Saturday, December 11, 2010

Bernie Sanders Speaks 8 Hours in Tax Bill Protest On Senate Floor

C-Span has video to the entire 8-hour spectacle at the link.

And at NYT, "
With Filibuster, C-SPAN Has a Hit On Its Hands" (via Memeoradum). And at WaPo, "Vt. Senator Takes His Time - For More Than 8 hours":

At 10:24 Friday morning, Sen. Bernard Sanders of Vermont took to the floor of the Senate to share a few thoughts about the tax-cut plan brokered by President Obama and Republican leaders.

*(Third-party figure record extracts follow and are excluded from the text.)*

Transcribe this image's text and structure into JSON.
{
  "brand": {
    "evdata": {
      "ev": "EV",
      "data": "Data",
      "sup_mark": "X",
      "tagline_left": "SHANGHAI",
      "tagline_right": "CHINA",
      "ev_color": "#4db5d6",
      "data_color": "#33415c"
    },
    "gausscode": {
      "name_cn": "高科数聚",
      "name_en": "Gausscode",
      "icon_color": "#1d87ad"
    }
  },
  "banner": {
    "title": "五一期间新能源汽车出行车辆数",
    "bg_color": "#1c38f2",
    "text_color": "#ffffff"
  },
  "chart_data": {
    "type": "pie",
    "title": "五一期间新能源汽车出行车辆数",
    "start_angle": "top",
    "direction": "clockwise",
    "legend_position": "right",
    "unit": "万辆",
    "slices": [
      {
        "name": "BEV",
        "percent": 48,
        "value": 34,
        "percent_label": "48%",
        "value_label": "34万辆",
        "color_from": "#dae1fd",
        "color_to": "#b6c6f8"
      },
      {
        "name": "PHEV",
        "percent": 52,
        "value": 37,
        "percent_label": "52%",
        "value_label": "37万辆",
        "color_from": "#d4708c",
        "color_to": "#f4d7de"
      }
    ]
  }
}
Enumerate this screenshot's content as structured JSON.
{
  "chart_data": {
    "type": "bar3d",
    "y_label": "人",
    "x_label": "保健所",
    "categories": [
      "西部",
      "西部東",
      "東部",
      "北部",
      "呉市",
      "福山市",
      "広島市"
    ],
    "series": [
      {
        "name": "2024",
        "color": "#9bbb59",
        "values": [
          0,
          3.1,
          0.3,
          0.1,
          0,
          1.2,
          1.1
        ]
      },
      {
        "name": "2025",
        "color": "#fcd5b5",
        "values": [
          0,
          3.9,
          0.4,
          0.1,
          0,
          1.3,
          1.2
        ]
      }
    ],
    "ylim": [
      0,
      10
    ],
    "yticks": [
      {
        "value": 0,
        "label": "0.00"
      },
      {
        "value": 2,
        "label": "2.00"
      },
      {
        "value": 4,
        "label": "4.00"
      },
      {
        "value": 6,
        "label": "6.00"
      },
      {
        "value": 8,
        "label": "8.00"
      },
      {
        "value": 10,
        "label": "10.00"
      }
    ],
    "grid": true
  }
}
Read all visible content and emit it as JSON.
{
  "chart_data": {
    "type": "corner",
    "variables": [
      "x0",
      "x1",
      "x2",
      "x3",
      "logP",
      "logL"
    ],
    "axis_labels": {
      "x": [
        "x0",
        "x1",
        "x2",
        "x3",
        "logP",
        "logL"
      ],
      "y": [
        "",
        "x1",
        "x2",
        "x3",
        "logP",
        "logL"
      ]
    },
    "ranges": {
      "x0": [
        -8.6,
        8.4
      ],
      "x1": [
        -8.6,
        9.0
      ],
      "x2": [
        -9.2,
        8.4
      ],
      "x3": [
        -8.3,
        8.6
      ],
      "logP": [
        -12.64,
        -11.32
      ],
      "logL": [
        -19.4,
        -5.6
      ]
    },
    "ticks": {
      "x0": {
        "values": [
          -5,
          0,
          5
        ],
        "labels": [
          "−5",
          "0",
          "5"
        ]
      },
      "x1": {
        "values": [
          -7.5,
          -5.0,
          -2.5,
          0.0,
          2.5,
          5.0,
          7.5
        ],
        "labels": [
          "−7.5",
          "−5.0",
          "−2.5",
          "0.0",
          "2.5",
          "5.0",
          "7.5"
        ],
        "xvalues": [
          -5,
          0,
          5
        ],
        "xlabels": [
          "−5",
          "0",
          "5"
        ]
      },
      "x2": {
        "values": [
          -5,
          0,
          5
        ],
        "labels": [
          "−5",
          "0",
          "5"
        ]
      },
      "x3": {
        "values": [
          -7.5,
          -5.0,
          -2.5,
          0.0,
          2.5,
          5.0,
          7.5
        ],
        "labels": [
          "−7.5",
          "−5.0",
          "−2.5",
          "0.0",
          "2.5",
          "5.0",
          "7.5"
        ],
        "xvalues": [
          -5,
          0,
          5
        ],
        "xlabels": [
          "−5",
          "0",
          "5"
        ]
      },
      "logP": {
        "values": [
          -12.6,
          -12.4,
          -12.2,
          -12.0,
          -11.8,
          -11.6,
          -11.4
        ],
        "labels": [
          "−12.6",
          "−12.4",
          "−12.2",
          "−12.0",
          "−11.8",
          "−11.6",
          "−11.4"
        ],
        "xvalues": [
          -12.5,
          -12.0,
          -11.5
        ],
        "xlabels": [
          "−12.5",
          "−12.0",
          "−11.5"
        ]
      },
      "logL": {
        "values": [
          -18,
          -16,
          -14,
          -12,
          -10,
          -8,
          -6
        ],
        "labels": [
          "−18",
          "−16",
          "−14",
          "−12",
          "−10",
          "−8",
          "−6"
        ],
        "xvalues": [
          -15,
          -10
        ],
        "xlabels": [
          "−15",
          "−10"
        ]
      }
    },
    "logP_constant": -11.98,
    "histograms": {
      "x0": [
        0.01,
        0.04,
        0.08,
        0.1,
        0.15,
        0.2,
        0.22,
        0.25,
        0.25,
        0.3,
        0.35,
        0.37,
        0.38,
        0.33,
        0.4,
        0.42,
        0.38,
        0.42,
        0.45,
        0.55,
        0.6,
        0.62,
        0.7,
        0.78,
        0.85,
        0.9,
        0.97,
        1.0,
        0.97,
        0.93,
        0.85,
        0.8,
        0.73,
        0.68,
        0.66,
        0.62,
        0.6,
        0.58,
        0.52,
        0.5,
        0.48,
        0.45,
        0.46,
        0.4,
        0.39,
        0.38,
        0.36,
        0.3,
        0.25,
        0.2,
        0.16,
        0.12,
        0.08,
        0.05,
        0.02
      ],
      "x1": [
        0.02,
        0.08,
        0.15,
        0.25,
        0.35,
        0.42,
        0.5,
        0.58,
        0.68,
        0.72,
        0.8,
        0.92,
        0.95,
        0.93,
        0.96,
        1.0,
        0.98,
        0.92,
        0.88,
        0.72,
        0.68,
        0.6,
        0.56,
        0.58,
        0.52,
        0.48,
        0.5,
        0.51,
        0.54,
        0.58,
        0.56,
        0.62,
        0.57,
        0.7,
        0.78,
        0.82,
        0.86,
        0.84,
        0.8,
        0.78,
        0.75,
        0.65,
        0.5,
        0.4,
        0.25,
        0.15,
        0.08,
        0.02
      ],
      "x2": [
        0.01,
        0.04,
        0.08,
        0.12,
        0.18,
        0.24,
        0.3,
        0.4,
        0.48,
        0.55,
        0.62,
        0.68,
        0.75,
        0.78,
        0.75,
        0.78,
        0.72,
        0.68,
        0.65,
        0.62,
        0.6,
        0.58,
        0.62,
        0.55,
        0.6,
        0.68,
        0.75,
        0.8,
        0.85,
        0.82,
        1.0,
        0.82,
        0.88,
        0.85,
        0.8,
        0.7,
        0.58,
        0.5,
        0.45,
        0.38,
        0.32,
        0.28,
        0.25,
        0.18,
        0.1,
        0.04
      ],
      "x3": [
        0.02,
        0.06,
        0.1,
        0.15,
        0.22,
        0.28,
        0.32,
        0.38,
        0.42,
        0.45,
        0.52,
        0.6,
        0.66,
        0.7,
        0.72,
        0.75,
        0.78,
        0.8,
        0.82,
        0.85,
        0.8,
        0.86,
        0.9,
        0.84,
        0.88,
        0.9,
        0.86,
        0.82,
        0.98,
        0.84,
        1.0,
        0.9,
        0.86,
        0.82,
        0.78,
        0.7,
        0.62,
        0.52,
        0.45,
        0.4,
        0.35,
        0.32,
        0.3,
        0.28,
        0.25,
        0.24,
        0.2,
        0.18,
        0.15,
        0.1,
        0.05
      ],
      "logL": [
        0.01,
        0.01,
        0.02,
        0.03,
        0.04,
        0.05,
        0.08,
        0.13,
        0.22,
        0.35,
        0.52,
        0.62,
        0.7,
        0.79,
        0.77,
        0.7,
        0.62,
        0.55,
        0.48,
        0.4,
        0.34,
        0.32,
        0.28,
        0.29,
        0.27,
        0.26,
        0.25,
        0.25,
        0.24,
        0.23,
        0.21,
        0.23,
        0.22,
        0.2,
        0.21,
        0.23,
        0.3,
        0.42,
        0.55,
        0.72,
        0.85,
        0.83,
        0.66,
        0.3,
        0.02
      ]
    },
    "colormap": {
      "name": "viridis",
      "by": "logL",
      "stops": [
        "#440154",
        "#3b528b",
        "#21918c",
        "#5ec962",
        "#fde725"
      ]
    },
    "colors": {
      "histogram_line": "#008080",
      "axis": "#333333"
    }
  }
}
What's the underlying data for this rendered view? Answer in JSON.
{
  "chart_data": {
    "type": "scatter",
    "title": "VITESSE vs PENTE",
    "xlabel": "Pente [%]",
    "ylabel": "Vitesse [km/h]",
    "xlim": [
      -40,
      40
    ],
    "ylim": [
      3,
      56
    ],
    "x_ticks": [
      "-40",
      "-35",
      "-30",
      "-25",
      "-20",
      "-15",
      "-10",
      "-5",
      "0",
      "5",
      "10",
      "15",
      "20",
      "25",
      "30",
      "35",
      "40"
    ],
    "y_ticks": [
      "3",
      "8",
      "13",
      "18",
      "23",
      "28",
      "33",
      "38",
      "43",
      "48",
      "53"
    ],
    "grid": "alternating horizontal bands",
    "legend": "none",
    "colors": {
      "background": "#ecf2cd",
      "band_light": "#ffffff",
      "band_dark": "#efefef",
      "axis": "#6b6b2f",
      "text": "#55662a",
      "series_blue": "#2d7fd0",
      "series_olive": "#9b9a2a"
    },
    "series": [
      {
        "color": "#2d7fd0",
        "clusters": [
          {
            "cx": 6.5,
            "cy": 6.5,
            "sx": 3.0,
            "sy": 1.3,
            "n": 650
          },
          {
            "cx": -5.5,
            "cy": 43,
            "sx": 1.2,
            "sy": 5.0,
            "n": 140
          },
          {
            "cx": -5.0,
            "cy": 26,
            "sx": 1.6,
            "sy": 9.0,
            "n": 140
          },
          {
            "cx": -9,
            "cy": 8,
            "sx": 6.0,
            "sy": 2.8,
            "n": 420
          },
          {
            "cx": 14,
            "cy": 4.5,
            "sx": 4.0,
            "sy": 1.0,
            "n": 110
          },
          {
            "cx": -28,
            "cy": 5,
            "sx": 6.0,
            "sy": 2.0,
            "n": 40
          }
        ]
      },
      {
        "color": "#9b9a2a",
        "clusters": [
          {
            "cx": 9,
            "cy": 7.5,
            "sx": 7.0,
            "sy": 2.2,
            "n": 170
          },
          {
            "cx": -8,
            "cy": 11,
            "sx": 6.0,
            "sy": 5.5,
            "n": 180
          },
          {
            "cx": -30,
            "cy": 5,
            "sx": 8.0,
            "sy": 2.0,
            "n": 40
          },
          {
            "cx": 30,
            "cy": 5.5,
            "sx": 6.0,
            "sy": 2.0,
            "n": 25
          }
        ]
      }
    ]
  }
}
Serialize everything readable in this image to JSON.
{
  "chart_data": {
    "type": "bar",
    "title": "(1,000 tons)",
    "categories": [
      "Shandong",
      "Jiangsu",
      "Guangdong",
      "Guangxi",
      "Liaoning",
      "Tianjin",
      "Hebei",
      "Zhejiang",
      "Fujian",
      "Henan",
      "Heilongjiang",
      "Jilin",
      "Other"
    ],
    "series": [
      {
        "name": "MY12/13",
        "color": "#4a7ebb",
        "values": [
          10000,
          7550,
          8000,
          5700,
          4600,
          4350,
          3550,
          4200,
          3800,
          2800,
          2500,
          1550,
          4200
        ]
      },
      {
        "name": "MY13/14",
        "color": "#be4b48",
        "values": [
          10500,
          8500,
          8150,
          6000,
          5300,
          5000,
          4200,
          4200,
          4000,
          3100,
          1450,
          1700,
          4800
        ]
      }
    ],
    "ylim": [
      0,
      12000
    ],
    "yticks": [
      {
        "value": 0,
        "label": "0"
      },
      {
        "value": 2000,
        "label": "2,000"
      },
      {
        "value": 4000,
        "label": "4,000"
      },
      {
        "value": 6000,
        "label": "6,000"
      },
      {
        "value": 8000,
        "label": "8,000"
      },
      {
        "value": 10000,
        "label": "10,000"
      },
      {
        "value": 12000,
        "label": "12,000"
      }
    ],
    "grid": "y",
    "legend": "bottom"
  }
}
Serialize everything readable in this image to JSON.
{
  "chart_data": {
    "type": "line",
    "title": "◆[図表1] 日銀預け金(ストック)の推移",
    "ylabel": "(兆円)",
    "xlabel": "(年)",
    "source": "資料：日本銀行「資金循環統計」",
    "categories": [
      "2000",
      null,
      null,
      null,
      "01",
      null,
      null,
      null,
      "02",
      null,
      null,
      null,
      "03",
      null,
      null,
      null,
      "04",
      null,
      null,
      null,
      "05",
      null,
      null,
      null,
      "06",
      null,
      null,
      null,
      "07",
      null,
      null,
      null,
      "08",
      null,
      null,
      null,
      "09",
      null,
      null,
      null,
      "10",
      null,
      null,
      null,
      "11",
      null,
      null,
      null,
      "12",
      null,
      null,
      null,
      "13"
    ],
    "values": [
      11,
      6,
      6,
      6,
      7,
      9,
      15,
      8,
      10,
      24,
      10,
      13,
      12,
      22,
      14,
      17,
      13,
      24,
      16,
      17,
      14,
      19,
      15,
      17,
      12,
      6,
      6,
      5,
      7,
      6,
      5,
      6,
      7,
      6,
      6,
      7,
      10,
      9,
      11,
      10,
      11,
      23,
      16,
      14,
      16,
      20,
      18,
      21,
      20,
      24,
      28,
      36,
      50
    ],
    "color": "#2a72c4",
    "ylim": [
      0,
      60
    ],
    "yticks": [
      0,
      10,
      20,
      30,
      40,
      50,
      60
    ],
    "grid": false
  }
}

Well after the sun had set and most of his colleagues had flown home, Sanders was still sharing - about taxes, bad trade deals and "the crooks on Wall Street," among many other topics.

"China, China, CHINA!" he yelled at one point, stressing that the $14 trillion national debt was largely being financed by the Chinese government's decision to continue buying U.S. bonds.

By early evening Sanders took to reading letters from constituents who had been hit hard by the Great Recession.

Sanders yielded at times to Democratic colleagues who wanted to speak briefly against the plan, but otherwise he held the floor until nearly 7 p.m., his thick Brooklyn-born accent filling the chamber.

It looked a lot like a good old-fashioned filibuster, only Sanders wasn't actually stopping anything. Under a bipartisan deal reached Thursday, a vote would be held Monday on the tax deal no matter how long Sanders spoke or what he said Friday.

"You can call what I am doing today whatever you want, you it [sic] call it a filibuster, you can call it a very long speech," said Sanders, an independent who caucuses with Democrats. "I'm not here to set any great records or to make a spectacle. I am simply here today to take as long as I can to explain to the American people the fact that we have got to do a lot better than this agreement provides."
It's not really a filibuster, but you gotta give up up for old Bernie in any case.